Cale a boca, jornalista: por lei ou por tapa, jornalistas são intimidados pelo governo de Uganda
Segundo a Repórteres Sem Fronteiras , o governo do Uganda tem coagido e intimidado alguns órgãos de comunicação social, visando influenciar a cobertura da campanha para as eleições presidenciais que ocorrerão em 23 de fevereiro.As ações legais têm sido a forma de atuação favorita do governo do presidente Yoweri Museveni no combate aos jornalistas mais críticos.
O episódio mais recente ocorreu em 13 de dezembro, quando foram detidos James Tumusiime e Semujju Ibrahim Nganda, ambos do Weekly Observer , acusados de incitar ao sectarismo, o que pode condená-los a cinco anos de prisão.

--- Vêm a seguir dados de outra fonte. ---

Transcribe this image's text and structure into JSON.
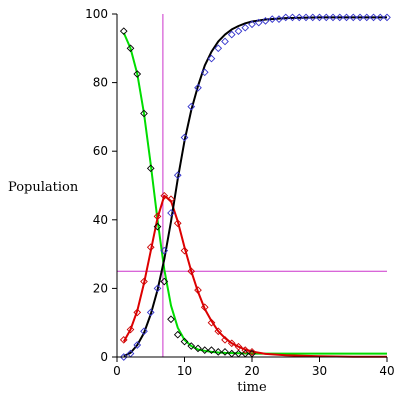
{
  "chart_data": {
    "type": "line",
    "title": "",
    "xlabel": "time",
    "ylabel": "Population",
    "xlim": [
      0,
      40
    ],
    "ylim": [
      0,
      100
    ],
    "x_ticks": [
      0,
      10,
      20,
      30,
      40
    ],
    "y_ticks": [
      0,
      20,
      40,
      60,
      80,
      100
    ],
    "grid": false,
    "legend": "none",
    "reference_lines": [
      {
        "orientation": "vertical",
        "x": 6.8,
        "color": "#cc33cc"
      },
      {
        "orientation": "horizontal",
        "y": 25,
        "color": "#cc33cc"
      }
    ],
    "series": [
      {
        "color": "#00dd00",
        "style": "line",
        "x": [
          1,
          2,
          3,
          4,
          5,
          6,
          7,
          8,
          9,
          10,
          11,
          12,
          13,
          14,
          15,
          16,
          18,
          20,
          22,
          25,
          30,
          35,
          40
        ],
        "y": [
          94.5,
          90,
          82.5,
          71,
          56,
          40,
          25.5,
          15,
          8.5,
          5,
          3.2,
          2.2,
          1.8,
          1.5,
          1.3,
          1.2,
          1.1,
          1,
          1,
          1,
          1,
          1,
          1
        ]
      },
      {
        "color": "#dd0000",
        "style": "line",
        "x": [
          1,
          2,
          3,
          4,
          5,
          6,
          7,
          8,
          9,
          10,
          11,
          12,
          13,
          14,
          15,
          16,
          17,
          18,
          19,
          20,
          22,
          25,
          30,
          35,
          40
        ],
        "y": [
          4.5,
          8,
          13.5,
          21.5,
          31,
          40.5,
          47,
          45.5,
          39.5,
          32,
          25,
          19,
          14,
          10.5,
          7.5,
          5.5,
          4,
          3,
          2.2,
          1.6,
          0.9,
          0.5,
          0.2,
          0.1,
          0.05
        ]
      },
      {
        "color": "#000000",
        "style": "line",
        "x": [
          1,
          2,
          3,
          4,
          5,
          6,
          7,
          8,
          9,
          10,
          11,
          12,
          13,
          14,
          15,
          16,
          17,
          18,
          19,
          20,
          22,
          25,
          30,
          35,
          40
        ],
        "y": [
          0.3,
          1.2,
          3.5,
          7,
          12.5,
          19.5,
          28.5,
          39.5,
          52,
          63,
          72,
          79,
          85,
          89,
          92,
          94,
          95.5,
          96.5,
          97.3,
          97.8,
          98.4,
          98.8,
          99,
          99,
          99
        ]
      },
      {
        "color": "#000000",
        "style": "markers",
        "x": [
          1,
          2,
          3,
          4,
          5,
          6,
          7,
          8,
          9,
          10,
          11,
          12,
          13,
          14,
          15,
          16,
          17,
          18,
          19,
          20
        ],
        "y": [
          95,
          90,
          82.5,
          71,
          55,
          38,
          22,
          11,
          6.5,
          4.5,
          3.2,
          2.5,
          2,
          2,
          1.5,
          1.5,
          1,
          1,
          1,
          1
        ]
      },
      {
        "color": "#cc0000",
        "style": "markers",
        "x": [
          1,
          2,
          3,
          4,
          5,
          6,
          7,
          8,
          9,
          10,
          11,
          12,
          13,
          14,
          15,
          16,
          17,
          18,
          19,
          20
        ],
        "y": [
          5,
          8,
          13,
          22,
          32,
          41,
          47,
          46,
          39,
          31,
          25,
          19.5,
          14.5,
          10,
          7.5,
          5,
          4,
          3,
          2,
          1.5
        ]
      },
      {
        "color": "#3333cc",
        "style": "markers",
        "x": [
          1,
          2,
          3,
          4,
          5,
          6,
          7,
          8,
          9,
          10,
          11,
          12,
          13,
          14,
          15,
          16,
          17,
          18,
          19,
          20,
          21,
          22,
          23,
          24,
          25,
          26,
          27,
          28,
          29,
          30,
          31,
          32,
          33,
          34,
          35,
          36,
          37,
          38,
          39,
          40
        ],
        "y": [
          0,
          1,
          3.5,
          7.5,
          13,
          20,
          31,
          42,
          53,
          64,
          73,
          78.5,
          83,
          87,
          90,
          92,
          94,
          95,
          96,
          97,
          97.5,
          98,
          98.5,
          98.5,
          99,
          99,
          99,
          99,
          99,
          99,
          99,
          99,
          99,
          99,
          99,
          99,
          99,
          99,
          99,
          99
        ]
      }
    ]
  }
}
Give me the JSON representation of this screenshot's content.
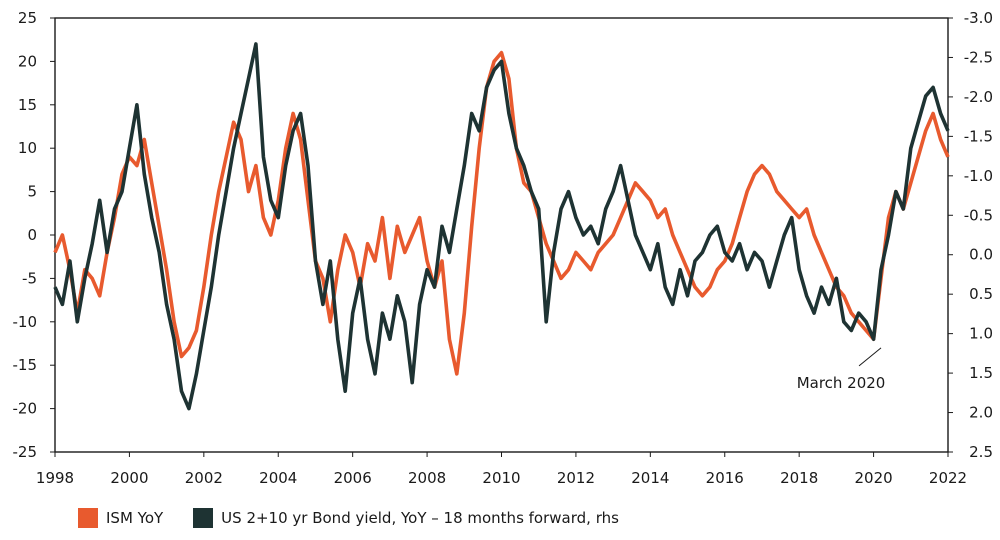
{
  "chart_data": {
    "type": "line",
    "title": "",
    "xlabel": "",
    "ylabel": "",
    "xlim": [
      1998,
      2022
    ],
    "ylim_left": [
      -25,
      25
    ],
    "ylim_right_inverted": [
      -3.0,
      2.5
    ],
    "x_ticks": [
      "1998",
      "2000",
      "2002",
      "2004",
      "2006",
      "2008",
      "2010",
      "2012",
      "2014",
      "2016",
      "2018",
      "2020",
      "2022"
    ],
    "y_ticks_left": [
      "25",
      "20",
      "15",
      "10",
      "5",
      "0",
      "-5",
      "-10",
      "-15",
      "-20",
      "-25"
    ],
    "y_ticks_right": [
      "-3.0",
      "-2.5",
      "-2.0",
      "-1.5",
      "-1.0",
      "-0.5",
      "0.0",
      "0.5",
      "1.0",
      "1.5",
      "2.0",
      "2.5"
    ],
    "grid": false,
    "legend_position": "bottom-left",
    "annotation": {
      "text": "March 2020",
      "x": 2020.2,
      "y_left": -13
    },
    "series": [
      {
        "name": "ISM YoY",
        "color": "#e85a2e",
        "axis": "left",
        "points": [
          [
            1998.0,
            -2
          ],
          [
            1998.2,
            0
          ],
          [
            1998.4,
            -4
          ],
          [
            1998.6,
            -9
          ],
          [
            1998.8,
            -4
          ],
          [
            1999.0,
            -5
          ],
          [
            1999.2,
            -7
          ],
          [
            1999.4,
            -2
          ],
          [
            1999.6,
            2
          ],
          [
            1999.8,
            7
          ],
          [
            2000.0,
            9
          ],
          [
            2000.2,
            8
          ],
          [
            2000.4,
            11
          ],
          [
            2000.6,
            6
          ],
          [
            2000.8,
            1
          ],
          [
            2001.0,
            -4
          ],
          [
            2001.2,
            -10
          ],
          [
            2001.4,
            -14
          ],
          [
            2001.6,
            -13
          ],
          [
            2001.8,
            -11
          ],
          [
            2002.0,
            -6
          ],
          [
            2002.2,
            0
          ],
          [
            2002.4,
            5
          ],
          [
            2002.6,
            9
          ],
          [
            2002.8,
            13
          ],
          [
            2003.0,
            11
          ],
          [
            2003.2,
            5
          ],
          [
            2003.4,
            8
          ],
          [
            2003.6,
            2
          ],
          [
            2003.8,
            0
          ],
          [
            2004.0,
            4
          ],
          [
            2004.2,
            10
          ],
          [
            2004.4,
            14
          ],
          [
            2004.6,
            11
          ],
          [
            2004.8,
            4
          ],
          [
            2005.0,
            -3
          ],
          [
            2005.2,
            -5
          ],
          [
            2005.4,
            -10
          ],
          [
            2005.6,
            -4
          ],
          [
            2005.8,
            0
          ],
          [
            2006.0,
            -2
          ],
          [
            2006.2,
            -6
          ],
          [
            2006.4,
            -1
          ],
          [
            2006.6,
            -3
          ],
          [
            2006.8,
            2
          ],
          [
            2007.0,
            -5
          ],
          [
            2007.2,
            1
          ],
          [
            2007.4,
            -2
          ],
          [
            2007.6,
            0
          ],
          [
            2007.8,
            2
          ],
          [
            2008.0,
            -3
          ],
          [
            2008.2,
            -6
          ],
          [
            2008.4,
            -3
          ],
          [
            2008.6,
            -12
          ],
          [
            2008.8,
            -16
          ],
          [
            2009.0,
            -9
          ],
          [
            2009.2,
            1
          ],
          [
            2009.4,
            10
          ],
          [
            2009.6,
            17
          ],
          [
            2009.8,
            20
          ],
          [
            2010.0,
            21
          ],
          [
            2010.2,
            18
          ],
          [
            2010.4,
            10
          ],
          [
            2010.6,
            6
          ],
          [
            2010.8,
            5
          ],
          [
            2011.0,
            2
          ],
          [
            2011.2,
            -1
          ],
          [
            2011.4,
            -3
          ],
          [
            2011.6,
            -5
          ],
          [
            2011.8,
            -4
          ],
          [
            2012.0,
            -2
          ],
          [
            2012.2,
            -3
          ],
          [
            2012.4,
            -4
          ],
          [
            2012.6,
            -2
          ],
          [
            2012.8,
            -1
          ],
          [
            2013.0,
            0
          ],
          [
            2013.2,
            2
          ],
          [
            2013.4,
            4
          ],
          [
            2013.6,
            6
          ],
          [
            2013.8,
            5
          ],
          [
            2014.0,
            4
          ],
          [
            2014.2,
            2
          ],
          [
            2014.4,
            3
          ],
          [
            2014.6,
            0
          ],
          [
            2014.8,
            -2
          ],
          [
            2015.0,
            -4
          ],
          [
            2015.2,
            -6
          ],
          [
            2015.4,
            -7
          ],
          [
            2015.6,
            -6
          ],
          [
            2015.8,
            -4
          ],
          [
            2016.0,
            -3
          ],
          [
            2016.2,
            -1
          ],
          [
            2016.4,
            2
          ],
          [
            2016.6,
            5
          ],
          [
            2016.8,
            7
          ],
          [
            2017.0,
            8
          ],
          [
            2017.2,
            7
          ],
          [
            2017.4,
            5
          ],
          [
            2017.6,
            4
          ],
          [
            2017.8,
            3
          ],
          [
            2018.0,
            2
          ],
          [
            2018.2,
            3
          ],
          [
            2018.4,
            0
          ],
          [
            2018.6,
            -2
          ],
          [
            2018.8,
            -4
          ],
          [
            2019.0,
            -6
          ],
          [
            2019.2,
            -7
          ],
          [
            2019.4,
            -9
          ],
          [
            2019.6,
            -10
          ],
          [
            2019.8,
            -11
          ],
          [
            2020.0,
            -12
          ],
          [
            2020.2,
            -5
          ],
          [
            2020.4,
            2
          ],
          [
            2020.6,
            5
          ],
          [
            2020.8,
            3
          ],
          [
            2021.0,
            6
          ],
          [
            2021.2,
            9
          ],
          [
            2021.4,
            12
          ],
          [
            2021.6,
            14
          ],
          [
            2021.8,
            11
          ],
          [
            2022.0,
            9
          ]
        ]
      },
      {
        "name": "US 2+10 yr Bond yield, YoY – 18 months forward, rhs",
        "color": "#1e3333",
        "axis": "left",
        "points": [
          [
            1998.0,
            -6
          ],
          [
            1998.2,
            -8
          ],
          [
            1998.4,
            -3
          ],
          [
            1998.6,
            -10
          ],
          [
            1998.8,
            -5
          ],
          [
            1999.0,
            -1
          ],
          [
            1999.2,
            4
          ],
          [
            1999.4,
            -2
          ],
          [
            1999.6,
            3
          ],
          [
            1999.8,
            5
          ],
          [
            2000.0,
            10
          ],
          [
            2000.2,
            15
          ],
          [
            2000.4,
            7
          ],
          [
            2000.6,
            2
          ],
          [
            2000.8,
            -2
          ],
          [
            2001.0,
            -8
          ],
          [
            2001.2,
            -12
          ],
          [
            2001.4,
            -18
          ],
          [
            2001.6,
            -20
          ],
          [
            2001.8,
            -16
          ],
          [
            2002.0,
            -11
          ],
          [
            2002.2,
            -6
          ],
          [
            2002.4,
            0
          ],
          [
            2002.6,
            5
          ],
          [
            2002.8,
            10
          ],
          [
            2003.0,
            14
          ],
          [
            2003.2,
            18
          ],
          [
            2003.4,
            22
          ],
          [
            2003.6,
            9
          ],
          [
            2003.8,
            4
          ],
          [
            2004.0,
            2
          ],
          [
            2004.2,
            8
          ],
          [
            2004.4,
            12
          ],
          [
            2004.6,
            14
          ],
          [
            2004.8,
            8
          ],
          [
            2005.0,
            -3
          ],
          [
            2005.2,
            -8
          ],
          [
            2005.4,
            -3
          ],
          [
            2005.6,
            -12
          ],
          [
            2005.8,
            -18
          ],
          [
            2006.0,
            -9
          ],
          [
            2006.2,
            -5
          ],
          [
            2006.4,
            -12
          ],
          [
            2006.6,
            -16
          ],
          [
            2006.8,
            -9
          ],
          [
            2007.0,
            -12
          ],
          [
            2007.2,
            -7
          ],
          [
            2007.4,
            -10
          ],
          [
            2007.6,
            -17
          ],
          [
            2007.8,
            -8
          ],
          [
            2008.0,
            -4
          ],
          [
            2008.2,
            -6
          ],
          [
            2008.4,
            1
          ],
          [
            2008.6,
            -2
          ],
          [
            2008.8,
            3
          ],
          [
            2009.0,
            8
          ],
          [
            2009.2,
            14
          ],
          [
            2009.4,
            12
          ],
          [
            2009.6,
            17
          ],
          [
            2009.8,
            19
          ],
          [
            2010.0,
            20
          ],
          [
            2010.2,
            14
          ],
          [
            2010.4,
            10
          ],
          [
            2010.6,
            8
          ],
          [
            2010.8,
            5
          ],
          [
            2011.0,
            3
          ],
          [
            2011.2,
            -10
          ],
          [
            2011.4,
            -2
          ],
          [
            2011.6,
            3
          ],
          [
            2011.8,
            5
          ],
          [
            2012.0,
            2
          ],
          [
            2012.2,
            0
          ],
          [
            2012.4,
            1
          ],
          [
            2012.6,
            -1
          ],
          [
            2012.8,
            3
          ],
          [
            2013.0,
            5
          ],
          [
            2013.2,
            8
          ],
          [
            2013.4,
            4
          ],
          [
            2013.6,
            0
          ],
          [
            2013.8,
            -2
          ],
          [
            2014.0,
            -4
          ],
          [
            2014.2,
            -1
          ],
          [
            2014.4,
            -6
          ],
          [
            2014.6,
            -8
          ],
          [
            2014.8,
            -4
          ],
          [
            2015.0,
            -7
          ],
          [
            2015.2,
            -3
          ],
          [
            2015.4,
            -2
          ],
          [
            2015.6,
            0
          ],
          [
            2015.8,
            1
          ],
          [
            2016.0,
            -2
          ],
          [
            2016.2,
            -3
          ],
          [
            2016.4,
            -1
          ],
          [
            2016.6,
            -4
          ],
          [
            2016.8,
            -2
          ],
          [
            2017.0,
            -3
          ],
          [
            2017.2,
            -6
          ],
          [
            2017.4,
            -3
          ],
          [
            2017.6,
            0
          ],
          [
            2017.8,
            2
          ],
          [
            2018.0,
            -4
          ],
          [
            2018.2,
            -7
          ],
          [
            2018.4,
            -9
          ],
          [
            2018.6,
            -6
          ],
          [
            2018.8,
            -8
          ],
          [
            2019.0,
            -5
          ],
          [
            2019.2,
            -10
          ],
          [
            2019.4,
            -11
          ],
          [
            2019.6,
            -9
          ],
          [
            2019.8,
            -10
          ],
          [
            2020.0,
            -12
          ],
          [
            2020.2,
            -4
          ],
          [
            2020.4,
            0
          ],
          [
            2020.6,
            5
          ],
          [
            2020.8,
            3
          ],
          [
            2021.0,
            10
          ],
          [
            2021.2,
            13
          ],
          [
            2021.4,
            16
          ],
          [
            2021.6,
            17
          ],
          [
            2021.8,
            14
          ],
          [
            2022.0,
            12
          ]
        ]
      }
    ]
  }
}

Andrew Mwenda, jornalista do Daily Monitor , também pode receber pena semelhante. Ele apresentou um talk-show radiofônico sobre a morte do vice-presidente sudanês John Garang num desastre de helicóptero, situação que até levou as autoridades a encerrarem a emissora.
O governo também proibiu, em 23 de novembro, que todas as estações de rádio emitissem quaisquer debates ou programas sobre o julgamento de Kizza Besigye, líder da oposição que estava exilado e foi preso assim que chegou ao país. A alegação do governo para a proibição foi garantir "o direito a um julgamento justo".
Já Lawrence Nsereko, funcionário do Daily Monitor , sofreu agressão física por parte de dois membros do partido do governo que não gostaram que ele removesse um cartaz de Museveni que havia sido colado numa banca onde o jornal coloca publicidade.
A RSF também denunciou a interferência do governo na comunicação social, uma vez que nomeou o brigadeiro Noble Mayombo, ex-chefe da secreta militar, para presidente do conselho de administração do New Vision (o diário mais vendido do Uganda), além de ter reforçado o seu domínio sobre o semanário tablóide The Red Pepper - que é muitas vezes usado para atacar a oposição -, ao fornecer-lhe um financiamento de 270 milhões de xelins (125 mil euros).